G(O)TO
1998年「GTO」という少年漫画が実写ドラマ化された。原作もドラマも、元不良の新任教師が活躍する、という物語である。当時は反町隆史が主演を務めた。GTOの題名は、三菱の名車GTOと「グレート・ティーチャー・オニヅカ」を掛けているようだ。
私の母にとっては、ひいちゃん(家の向かいに住まうママ友)が反町の大ファンであったおかげで、必然的にGTOの話題から逃れることが出来なかった。ちなみに当時の母は福山雅治とGLAYのTERUを熱烈に推しており、反町にはハマらなかったようだ。
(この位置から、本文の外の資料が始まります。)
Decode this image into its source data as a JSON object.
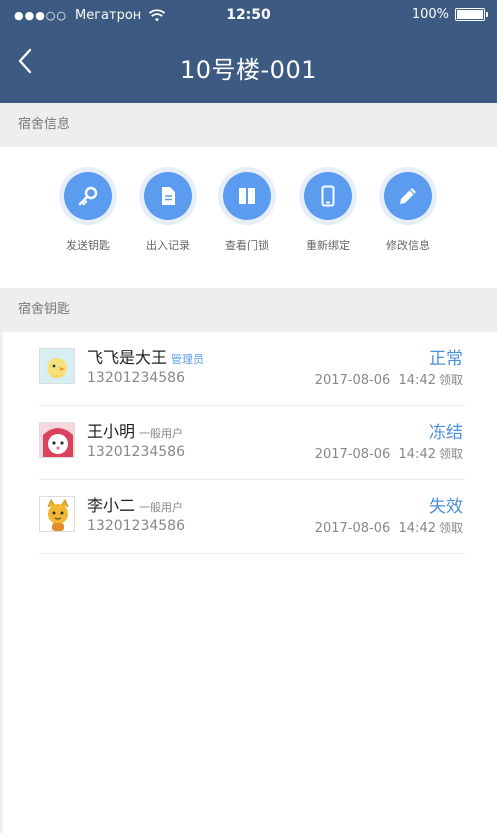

私も原作を友達の家で読んだことはあったのだが、そもそも我が家は少年ジャンプ派。GTOは少年マガジン連載だから、リアルタイムで追うこともない。しかも早寝の躾をされていた聖沢家に於いて、ドラマが始まる21時は就寝時刻である。だからせいぜい主題歌の「POISON〜言いたい事も言えないこんな世の中は〜」を歌番組で何度も聴くことにより、その流行を実感する程度だった。
「後藤や、あの後藤とかいう奴」
母が突然、知らない人間の名を連呼したのはその頃である。
「誰? 後藤って」
「ドラマやん。ひいちゃんの好きな反町が出てる」
「後藤なんて名前の奴いたっけ?」
私も当時小学生であったし、原作をちゃんと読んでいなかったかも知れない。もしくは、ドラマのオリジナルで後藤というキャラクターが出ていたのか。そもそも寝ていて観られないから知らんけど。
ひょっとすると母は、私たちが寝静まってからGTOを観ていたのであろうか? それで原作を少しかじっている私に話題を振ってきたのか。
しかし、母が続けた言葉は、我々の想定を遥かに超えていた。
「何言うてんねん。主人公が後藤や」
「は?」
「G、T、Oで『後藤』やろ」
主人公は「鬼塚」です。
行きたい処も行けないこんな世の中じゃ、GOTO。